Quando a Rockstar Games anunciou uma coletânea com os três Grand Theft Auto da geração PS2, Game Cube e Xbox, remasterizados com gráficos em alta resolução e controles atualizados, os fãs se permitiram sonhar com um fim de ano inesquecível, em que passariam dezenas de horas tocando o terror em alguns dos mais divertidos mundos abertos já feitos. Infelizmente, GTA The Trilogy tem mais problemas do que melhorias e passou longe de ser a prometida edição definitiva destes jogos clássicos.

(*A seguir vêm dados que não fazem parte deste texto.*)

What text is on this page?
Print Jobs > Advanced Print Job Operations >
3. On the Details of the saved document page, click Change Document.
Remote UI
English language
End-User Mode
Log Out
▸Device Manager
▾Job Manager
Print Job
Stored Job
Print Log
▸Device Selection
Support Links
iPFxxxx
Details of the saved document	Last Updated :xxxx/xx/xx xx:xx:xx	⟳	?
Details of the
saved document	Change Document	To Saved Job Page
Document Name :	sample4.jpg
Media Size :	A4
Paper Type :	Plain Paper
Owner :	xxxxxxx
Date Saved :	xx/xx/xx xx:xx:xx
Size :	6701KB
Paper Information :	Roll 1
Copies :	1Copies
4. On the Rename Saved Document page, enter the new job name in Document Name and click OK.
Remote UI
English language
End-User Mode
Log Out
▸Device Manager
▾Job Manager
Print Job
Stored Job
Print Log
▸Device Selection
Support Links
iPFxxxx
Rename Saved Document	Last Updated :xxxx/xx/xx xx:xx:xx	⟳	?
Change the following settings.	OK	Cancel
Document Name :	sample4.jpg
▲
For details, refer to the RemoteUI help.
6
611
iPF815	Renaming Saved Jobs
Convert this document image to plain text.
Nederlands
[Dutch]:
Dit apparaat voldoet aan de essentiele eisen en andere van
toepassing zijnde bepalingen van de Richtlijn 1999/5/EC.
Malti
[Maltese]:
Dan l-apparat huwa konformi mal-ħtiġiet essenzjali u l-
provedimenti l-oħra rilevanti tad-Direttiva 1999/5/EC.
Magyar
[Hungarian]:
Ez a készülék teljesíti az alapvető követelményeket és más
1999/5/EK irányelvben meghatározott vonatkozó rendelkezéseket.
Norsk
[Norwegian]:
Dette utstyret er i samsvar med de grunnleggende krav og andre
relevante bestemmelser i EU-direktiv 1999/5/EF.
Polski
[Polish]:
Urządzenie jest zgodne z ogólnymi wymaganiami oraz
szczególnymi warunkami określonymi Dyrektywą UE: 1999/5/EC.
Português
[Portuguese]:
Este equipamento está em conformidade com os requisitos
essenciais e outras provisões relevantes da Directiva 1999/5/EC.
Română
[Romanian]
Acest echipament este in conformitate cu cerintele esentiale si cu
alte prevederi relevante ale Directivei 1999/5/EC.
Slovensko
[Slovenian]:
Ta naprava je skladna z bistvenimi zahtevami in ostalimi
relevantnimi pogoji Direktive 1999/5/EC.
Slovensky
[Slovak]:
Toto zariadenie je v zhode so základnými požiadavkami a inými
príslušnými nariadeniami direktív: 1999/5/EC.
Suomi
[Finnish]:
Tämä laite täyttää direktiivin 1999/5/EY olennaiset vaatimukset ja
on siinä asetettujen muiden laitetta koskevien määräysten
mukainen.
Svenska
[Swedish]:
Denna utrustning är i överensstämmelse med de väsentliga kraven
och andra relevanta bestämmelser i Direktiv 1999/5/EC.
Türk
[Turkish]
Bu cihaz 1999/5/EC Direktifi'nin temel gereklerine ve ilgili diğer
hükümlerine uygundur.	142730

O pacote inclui Grand Theft Auto III, que completou 20 anos recentemente e deu início ao reinado da Rockstar no campo dos jogos de mundo abertos tridimensionais, com uma aventura criminosa nas ruas de Liberty City; GTA Vice City, ambientado em uma ensolarada versão fictícia de Miami nos anos 1980, em que o mafioso Tommy Vercetti se envolve com traficantes internacionais, bandas glam e celebridades do cinema adulto; e GTA San Andreas, que acompanha a volta de Carl Johnson para as ruas de Los Santos, onde encontra sua família e amigos lutando nas guerras de gangues dos anos 1990.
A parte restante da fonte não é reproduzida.